The Dutch Data Protection Authority (DPA) has fined Uber EUR290m for transferring European drivers' data, including location data, photos, ID documents and medical and criminal offence data, to its US servers without adequate safeguards.

You would be forgiven for thinking that this is just the latest example of a high-rolling disruptive organisation playing fast and loose with the law. Perhaps that is the case, but it is also fair to say that the landscape for international data transfers to third countries from the EU has evolved considerably since the implementation of the GDPR. The same is the case for transfers to third countries from the UK, and the position remains nuanced. To recap briefly, replacing the old Safe Harbor regime, the Privacy Shield mechanism was designed to allow transfers of personal data between the EU and the US in a manner which allowed compliance with the GDPR. However, in July 2020, the European Court of Justice invalidated the Privacy Shield in its judgment in the Schrems II case. As a result, data transfers from the EU to the US were only permitted if the transferor was able to rely on an “appropriate safeguard” for GDPR purposes, such as standard contractual clauses (SCCs) or binding corporate rules. In 2023 the EU issued a new adequacy decision relating to EU-US data transfers, creating a new EU-US Data Privacy Framework. This left a gap of several years between the Privacy Shield and the EU-US Data Privacy Framework and it is this period that the DPA has focused on.
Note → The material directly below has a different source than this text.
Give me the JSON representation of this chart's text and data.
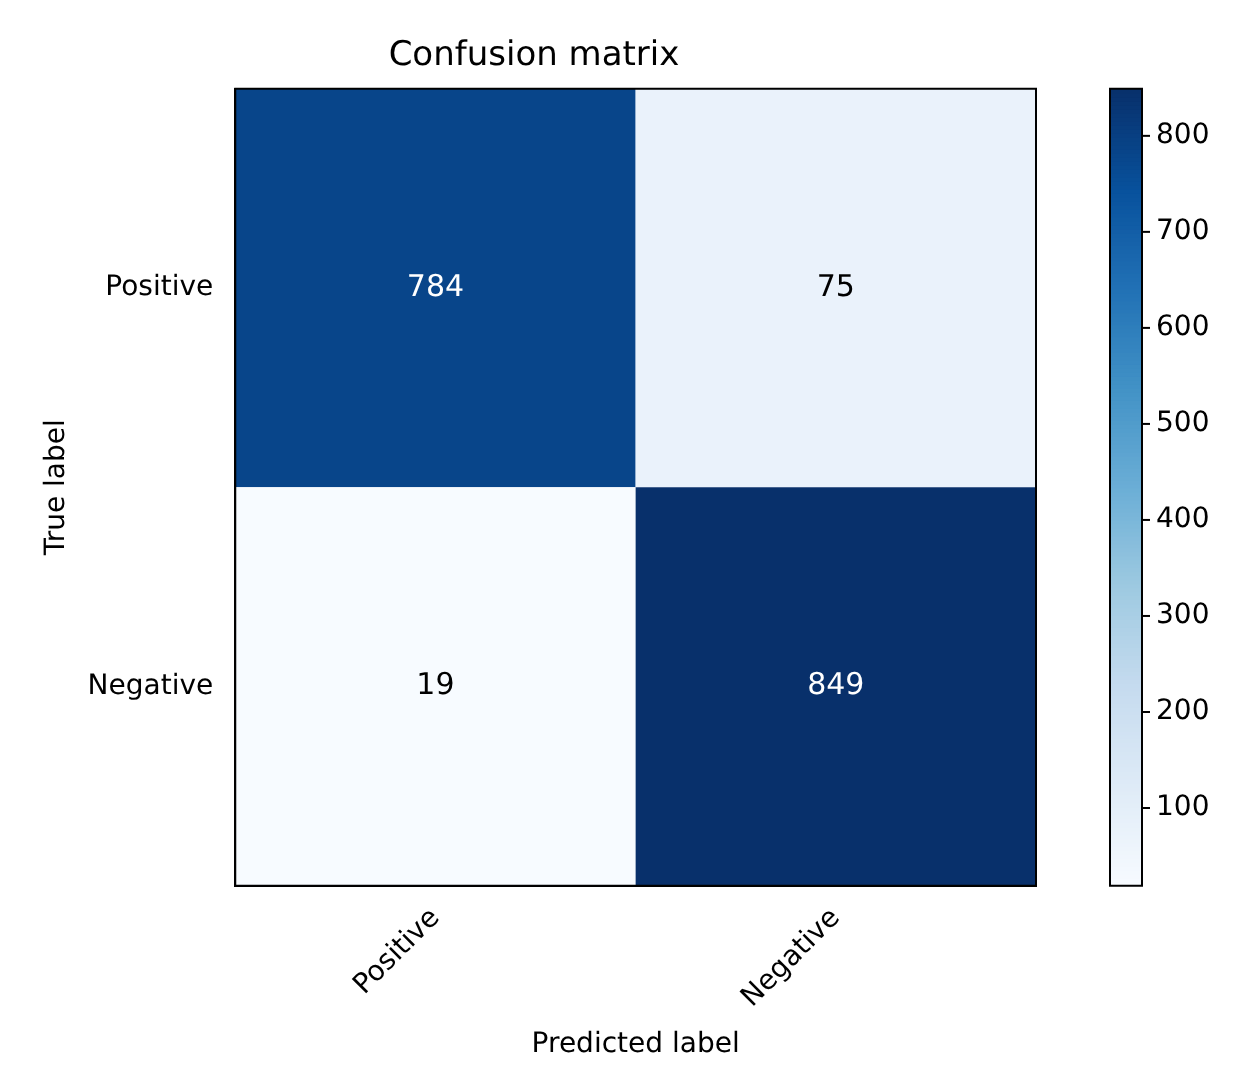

To transfer personal data from the EU to the US, it appears that Uber originally relied upon the Privacy Shield mechanism, moving then to use the SCCs for a period to August 2021 once the Privacy Shield mechanism became unavailable. At that point Uber then ceased to use the SCCs, with the Dutch DPA concluding that this left the relevant personal data insufficiently protected for over two years until Uber was able to use the new EU-US Data Privacy Framework.

Uber says that it plans to appeal the Dutch DPA's decision, arguing that businesses cannot be expected to wait for three years for a new legal framework for data flows without guidance from privacy watchdogs on navigating the significant legal uncertainty during this period. It also appears to be claiming that the personal data it transferred to the US was protected during this time to a GDPR standard, though it is unclear as to the nature of that argument – to date, ad hoc arrangements inferring protection for personal data do not generally constitute an “appropriate safeguard” for GDPR purposes unless formalised into binding corporate rules (using the applicable process).

We will continue to watch the developments in this case as they may inform similar scenarios in the UK. Uber will also wait to pay any fine until the legal proceedings are exhausted, so perhaps do not anticipate this wrapping up any time soon. More generally, this case also provides a high-profile example of the challenges businesses face in protecting EU data amid legislative uncertainty and the financial consequences of non-compliance.